Jule
ist 17, und möchte sich in den Osterferien vor den Abiprüfungen
noch einmal ein bisschen (Lern-) Urlaub gemeinsam mit ihrer besten
Freundin Evelyn gönnen. Doch der Plan ändert sich, als Evelyn nicht
mitfahren kann, somit beschließt Jule, alleine ins sonnige
Griechenland zu fliegen. Dort lernt sie Asman kennen, der es mit 31
weiteren Flüchtlingen nach einem Schiffbruch geschafft hat, sich auf
die kleine Insel, auf der Jule Urlaub macht, zu retten.
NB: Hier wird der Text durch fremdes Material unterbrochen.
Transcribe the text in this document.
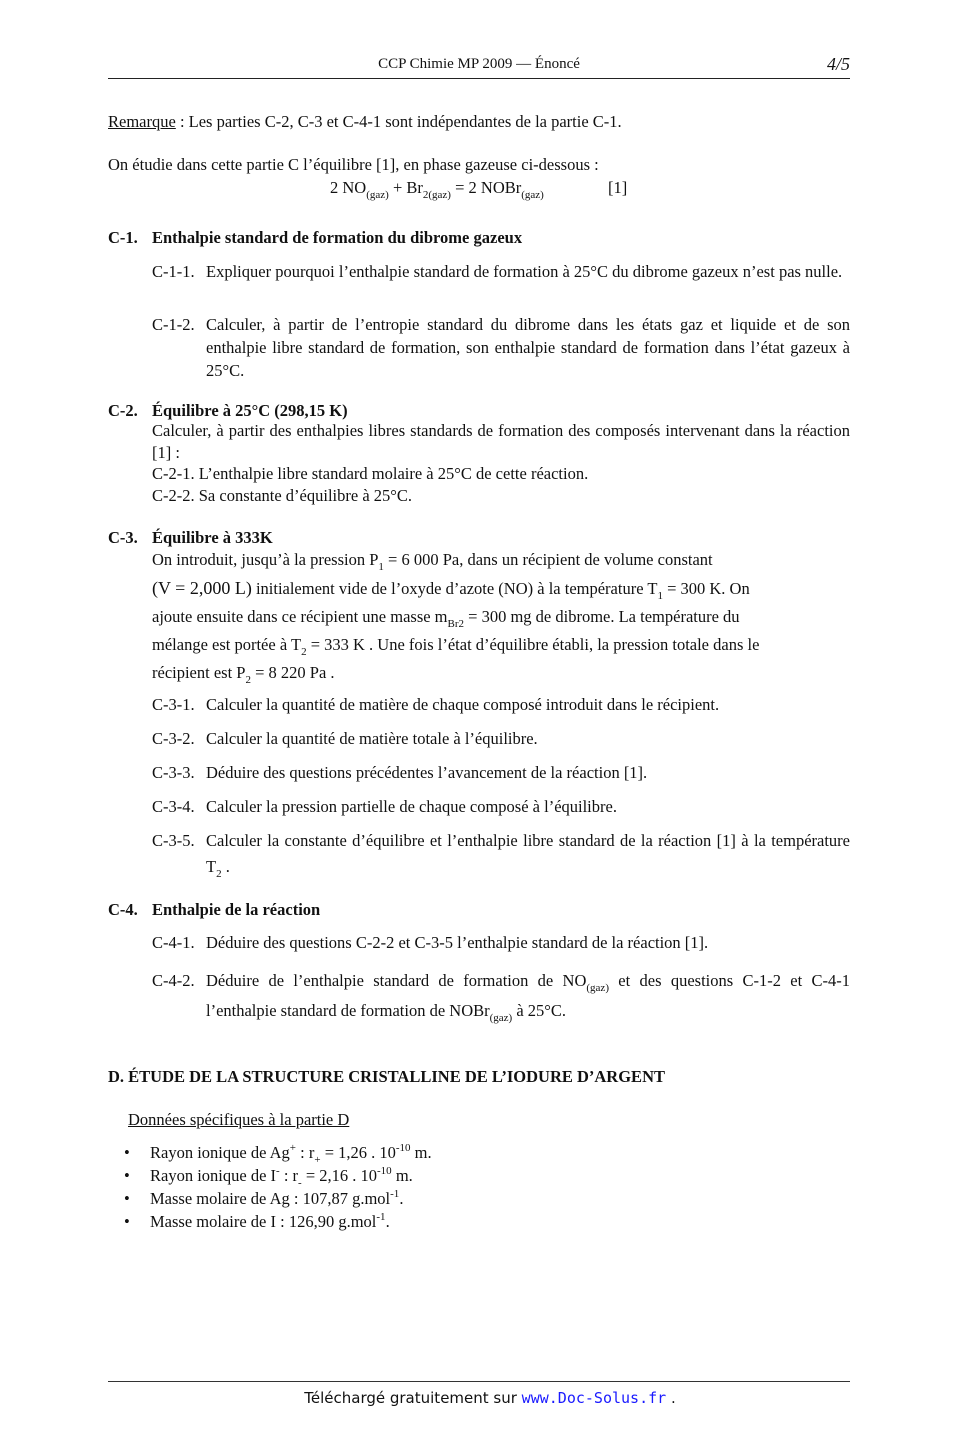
CCP Chimie MP 2009 — Énoncé	4/5
Remarque : Les parties C-2, C-3 et C-4-1 sont indépendantes de la partie C-1.
On étudie dans cette partie C l’équilibre [1], en phase gazeuse ci-dessous :
2 $NO_{(gaz)} + Br_{2(gaz)} = 2$ NOBr$_{(gaz)}$	[1]
C-1. Enthalpie standard de formation du dibrome gazeux
C-1-1. Expliquer pourquoi l’enthalpie standard de formation à 25°C du dibrome gazeux n’est pas nulle.
C-1-2. Calculer, à partir de l’entropie standard du dibrome dans les états gaz et liquide et de son enthalpie libre standard de formation, son enthalpie standard de formation dans l’état gazeux à 25°C.
C-2. Équilibre à 25°C (298,15 K)
Calculer, à partir des enthalpies libres standards de formation des composés intervenant dans la réaction [1] :
C-2-1. L’enthalpie libre standard molaire à 25°C de cette réaction.
C-2-2. Sa constante d’équilibre à 25°C.
C-3. Équilibre à 333K
On introduit, jusqu’à la pression $P_1 = 6$ 000 Pa, dans un récipient de volume constant
(V = 2,000 L) initialement vide de l’oxyde d’azote (NO) à la température $T_1 = 300$ K. On
ajoute ensuite dans ce récipient une masse $m_{Br2} = 300$ mg de dibrome. La température du
mélange est portée à $T_2 = 333$ K . Une fois l’état d’équilibre établi, la pression totale dans le
récipient est $P_2 = 8$ 220 Pa .
C-3-1. Calculer la quantité de matière de chaque composé introduit dans le récipient.
C-3-2. Calculer la quantité de matière totale à l’équilibre.
C-3-3. Déduire des questions précédentes l’avancement de la réaction [1].
C-3-4. Calculer la pression partielle de chaque composé à l’équilibre.
C-3-5. Calculer la constante d’équilibre et l’enthalpie libre standard de la réaction [1] à la température $T_2$ .
C-4. Enthalpie de la réaction
C-4-1. Déduire des questions C-2-2 et C-3-5 l’enthalpie standard de la réaction [1].
C-4-2. Déduire de l’enthalpie standard de formation de $NO_{(gaz)}$ et des questions C-1-2 et C-4-1 l’enthalpie standard de formation de NOBr$_{(gaz)}$ à 25°C.
D. ÉTUDE DE LA STRUCTURE CRISTALLINE DE L’IODURE D’ARGENT
Données spécifiques à la partie D
• Rayon ionique de Ag+ : $r_+ = 1,26$ . $10^{-10}$ m.
• Rayon ionique de I- : $r_- = 2,16$ . $10^{-10}$ m.
• Masse molaire de Ag : 107,87 g.mol$^{-1}$.
• Masse molaire de I : 126,90 g.mol$^{-1}$.
Téléchargé gratuitement sur www.Doc-Solus.fr .
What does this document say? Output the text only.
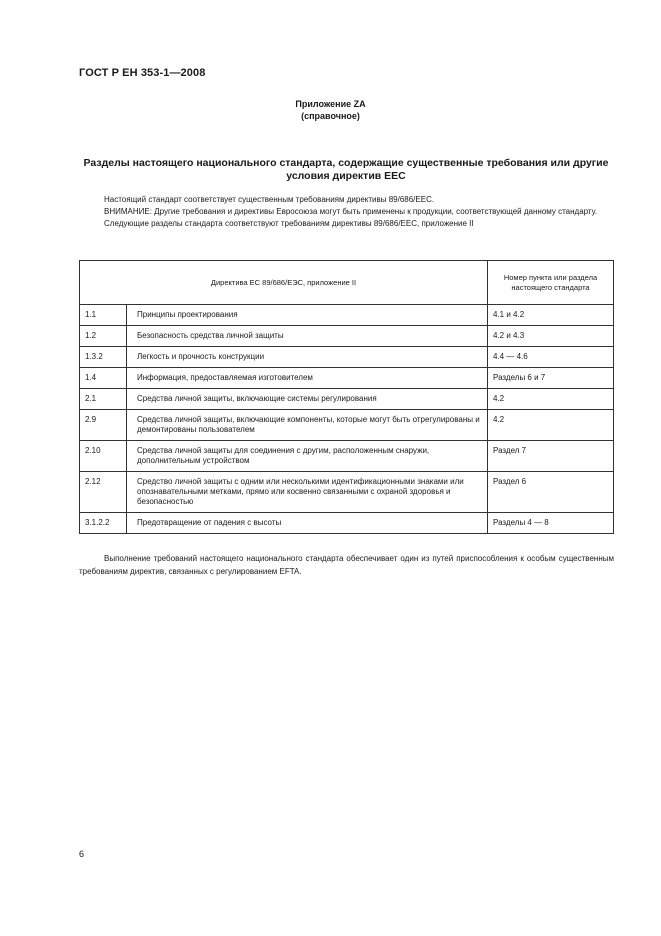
ГОСТ Р ЕН 353-1—2008
Приложение ZA
(справочное)
Разделы настоящего национального стандарта, содержащие существенные требования или другие условия директив ЕЕС

Настоящий стандарт соответствует существенным требованиям директивы 89/686/ЕЕС.

ВНИМАНИЕ: Другие требования и директивы Евросоюза могут быть применены к продукции, соответствующей данному стандарту.

Следующие разделы стандарта соответствуют требованиям директивы 89/686/ЕЕС, приложение II

Директива ЕС 89/686/ЕЭС, приложение II		Номер пункта или раздела настоящего стандарта
1.1	Принципы проектирования	4.1 и 4.2
1.2	Безопасность средства личной защиты	4.2 и 4.3
1.3.2	Легкость и прочность конструкции	4.4 — 4.6
1.4	Информация, предоставляемая изготовителем	Разделы 6 и 7
2.1	Средства личной защиты, включающие системы регулирования	4.2
2.9	Средства личной защиты, включающие компоненты, которые могут быть отрегулированы и демонтированы пользователем	4.2
2.10	Средства личной защиты для соединения с другим, расположенным снаружи, дополнительным устройством	Раздел 7
2.12	Средство личной защиты с одним или несколькими идентификационными знаками или опознавательными метками, прямо или косвенно связанными с охраной здоровья и безопасностью	Раздел 6
3.1.2.2	Предотвращение от падения с высоты	Разделы 4 — 8

Выполнение требований настоящего национального стандарта обеспечивает один из путей приспособления к особым существенным требованиям директив, связанных с регулированием EFTA.

6
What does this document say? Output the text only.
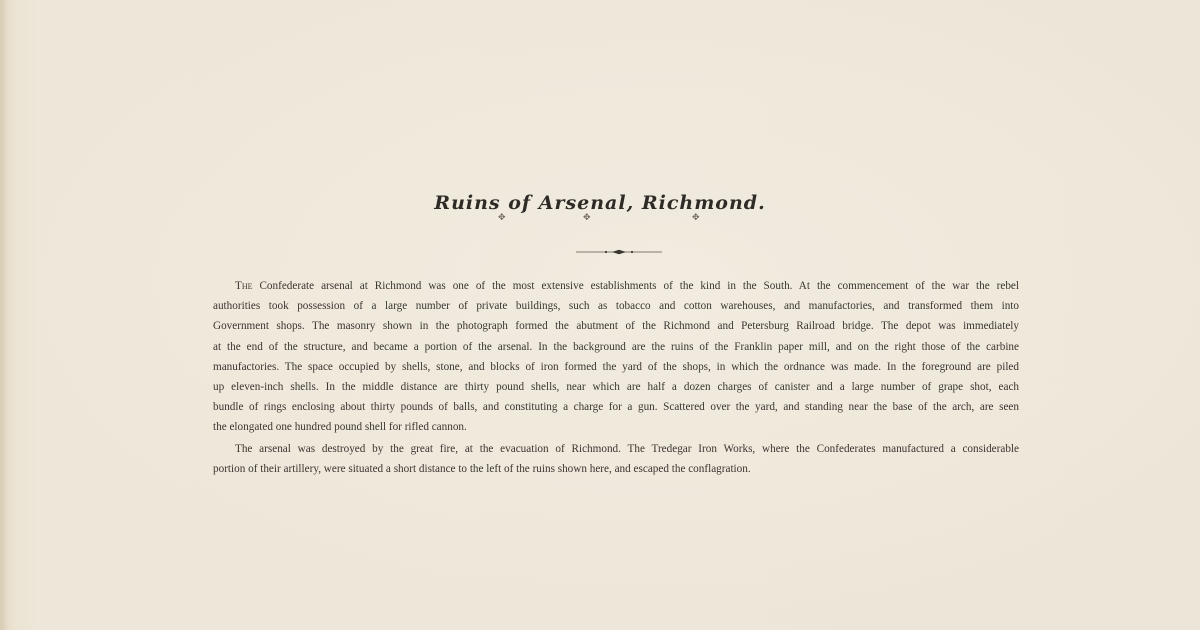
Ruins of Arsenal, Richmond.
✥	✥	✥
The Confederate arsenal at Richmond was one of the most extensive establishments of the kind in the South. At the commencement of the war the rebel
authorities took possession of a large number of private buildings, such as tobacco and cotton warehouses, and manufactories, and transformed them into
Government shops. The masonry shown in the photograph formed the abutment of the Richmond and Petersburg Railroad bridge. The depot was immediately
at the end of the structure, and became a portion of the arsenal. In the background are the ruins of the Franklin paper mill, and on the right those of the carbine
manufactories. The space occupied by shells, stone, and blocks of iron formed the yard of the shops, in which the ordnance was made. In the foreground are piled
up eleven-inch shells. In the middle distance are thirty pound shells, near which are half a dozen charges of canister and a large number of grape shot, each
bundle of rings enclosing about thirty pounds of balls, and constituting a charge for a gun. Scattered over the yard, and standing near the base of the arch, are seen
the elongated one hundred pound shell for rifled cannon.
The arsenal was destroyed by the great fire, at the evacuation of Richmond. The Tredegar Iron Works, where the Confederates manufactured a considerable
portion of their artillery, were situated a short distance to the left of the ruins shown here, and escaped the conflagration.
Die beiden kommen sich näher, und Jule erfährt
vom grausamen Geschäft mit Schlepperei, vom Krieg in Syrien und
lernt, was Hoffnungs- und Perspektivlosigkeit mit den Menschen machen
kann. Jules Welt steht auf dem Kopf. Das Meer ist ein Grab, das Dorf
ein Ort des Misstrauens, quer durch die Wellen läuft eine tödliche
Grenze, die niemand sieht.
Die
Geschichte geht relativ schleppend los, Jule spaziert hier über die
Insel, schnuppert dort ein bisschen griechische Luft, spricht hier
und da mit Einheimischen und Touristen, und bekommt relativ schnell
die abgeneigte Haltung gegenüber den auf anderen griechischen Inseln
strandenden Flüchtlingen mit. Doch sobald sie Asman kennenlernt,
beschleunigt die Geschichte, bis auf ein absolut rasantes Tempo auf
den letzten hundert Seiten. Die Geschichte ist ab dem Kennenlernen
(leider) relativ realitätsnah, allerdings finde ich die
Grundsituation mit der Siebzehnjährigen, die alleine in den Urlaub
fliegt, und dann auch ohne große Probleme den Urlaub in die
Abivorbereitungszeit in der Schule verlängert, ein bisschen
merkwürdig. Mich hätten meine Eltern niemals komplett alleine
(Freundin Evelyn war ja eigentlich eingeplant) in den Urlaub fliegen
lassen, geschweige denn sich bei wenig Melden keine Sorgen gemacht.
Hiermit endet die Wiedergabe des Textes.